Il vice primo ministro Irina Vereshchuk aveva precedentemente riferito che quasi 4.700 persone sono state salvate, tra cui più di 3.200 da Mariupol e Berdyansk

Guardar
Imagen IWK574NOXRE4TBJVK3SL7CQTI4

Le autorità ucraine hanno annunciato venerdì accordi per aprire un totale di dieci corridoi umanitari per evacuare i civili in varie parti del Paese, nel quadro della guerra scatenata il 24 febbraio per ordine del presidente russo Vladimir Putin.

Il vice primo ministro ucraino Irina Vereshchuk ha evidenziato in un messaggio sul suo account Telegram che uno di questi corridoi collegherà la città di Mariupol, uno degli epicentri del conflitto, con la città di Zaporizhzhia. Così, ha detto che chi vuole lasciare la città dovrà farlo con i propri mezzi di trasporto.

Vereshchuk ha inoltre notato che ci saranno corridori da Berdyansk, Tokmak, Energodar e Melitopol a Zaporizhzhia, mentre da Severodonetsk, Lisichansk, Popasna, Hirske e Rubizhne ci saranno evacuazioni nella città di Bakhmut.

La stessa vice premier aveva indicato ore prima che quasi 4.700 persone sono state evacuate giovedì attraverso i corridoi aperti durante la giornata, tra cui più di 3.200 da Mariupol e Berdyansk.

Infobae

Il governatore della regione di Kharkiv, Oleg Sinegubov, ha riportato la morte di un massimo di 14 persone nelle zone residenziali di Saltivka e Oleksiivka, nonché in un edificio della società «Tractor Plant», che produce macchine agricole, in questa regione ucraina.

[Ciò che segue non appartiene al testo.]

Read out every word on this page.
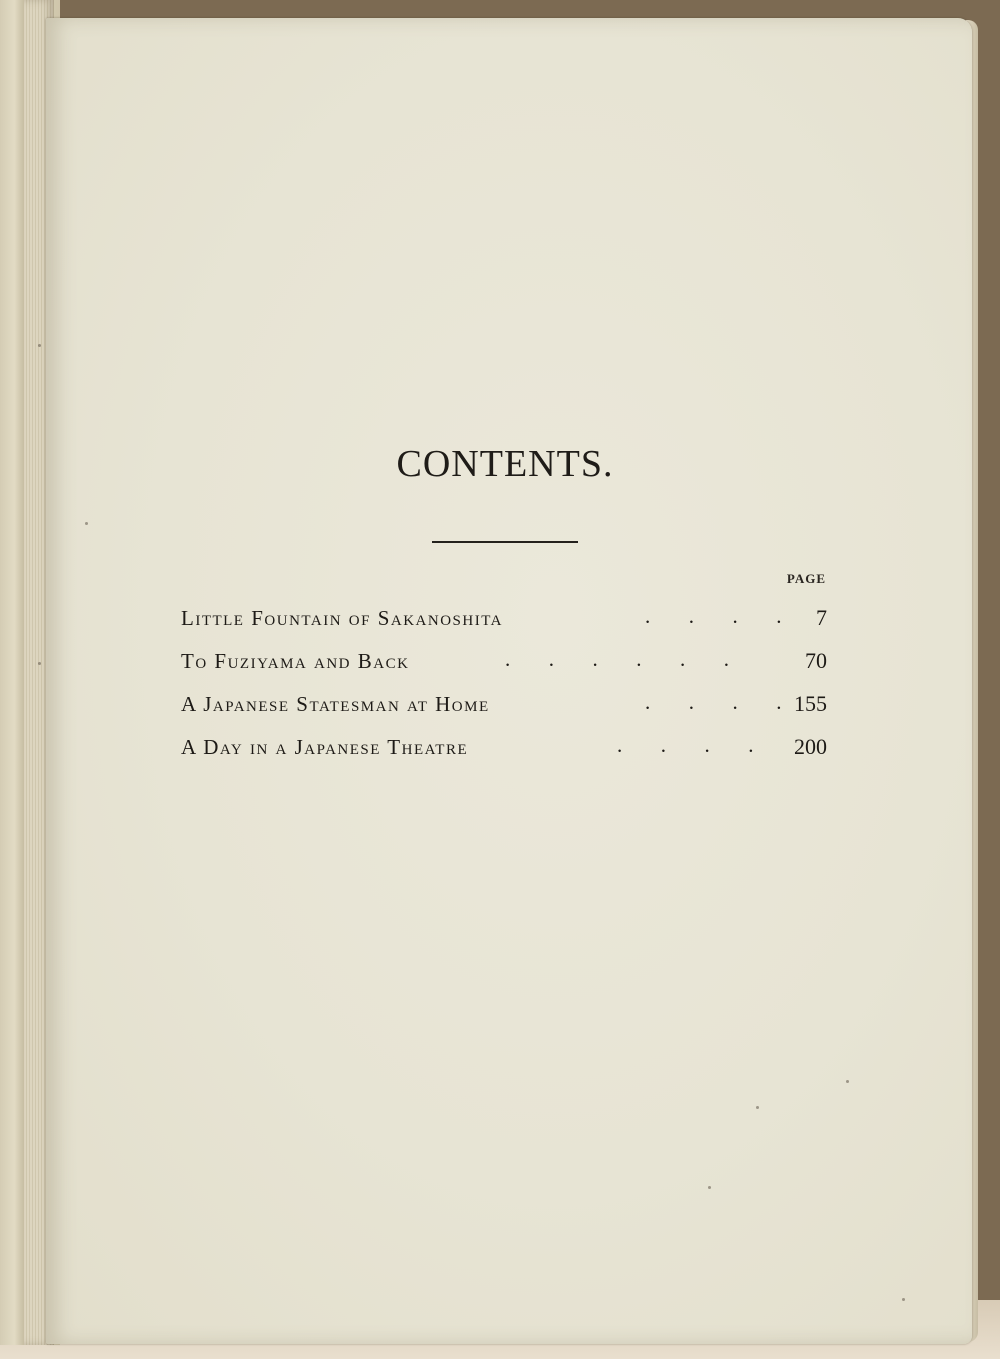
CONTENTS.
PAGE
Little Fountain of Sakanoshita	.      .      .      . 7
To Fuziyama and Back	.      .      .      .      .      .	70
A Japanese Statesman at Home	.      .      .      . 155
A Day in a Japanese Theatre	.      .      .      . 200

Lo ha riferito sul suo canale Telegram, dove ha anche specificato che la situazione di Izium «rimane critica». «Il nemico cercherà di spostare lì un gran numero di equipaggiamenti, che le nostre Forze Armate, credetemi, distruggono ogni giorno», ha aggiunto.

Inoltre, Sinegubov ha indicato che, nonostante i continui attacchi missilistici contro la città, «non c'è motivo per l'evacuazione dei residenti». «Continuiamo l'evacuazione della città di Lozova e Barvinkove», ha detto.

D'altra parte, il capo dell'amministrazione militare di Kryvyi Rog, Alexander Vilkul, ha riportato sul suo profilo Facebook ufficiale lo stupro di una ragazza incinta di 16 anni e di una nonna di 78 anni in uno dei villaggi in direzione di Inhuletskyi.

Ha anche spiegato che giovedì le truppe russe hanno sparato contro una nave, che galleggiava da Pervomayevka, con civili evacuati dalla zona, come ha sottolineato in quella stessa dichiarazione.

«C'erano 14 persone sulla barca. Tre bambini e undici adulti. Due uomini adulti e una donna sono morti contemporaneamente. Un ragazzo di 13 anni è morto poco dopo. Sette persone in ospedale e due dispersi», ha detto.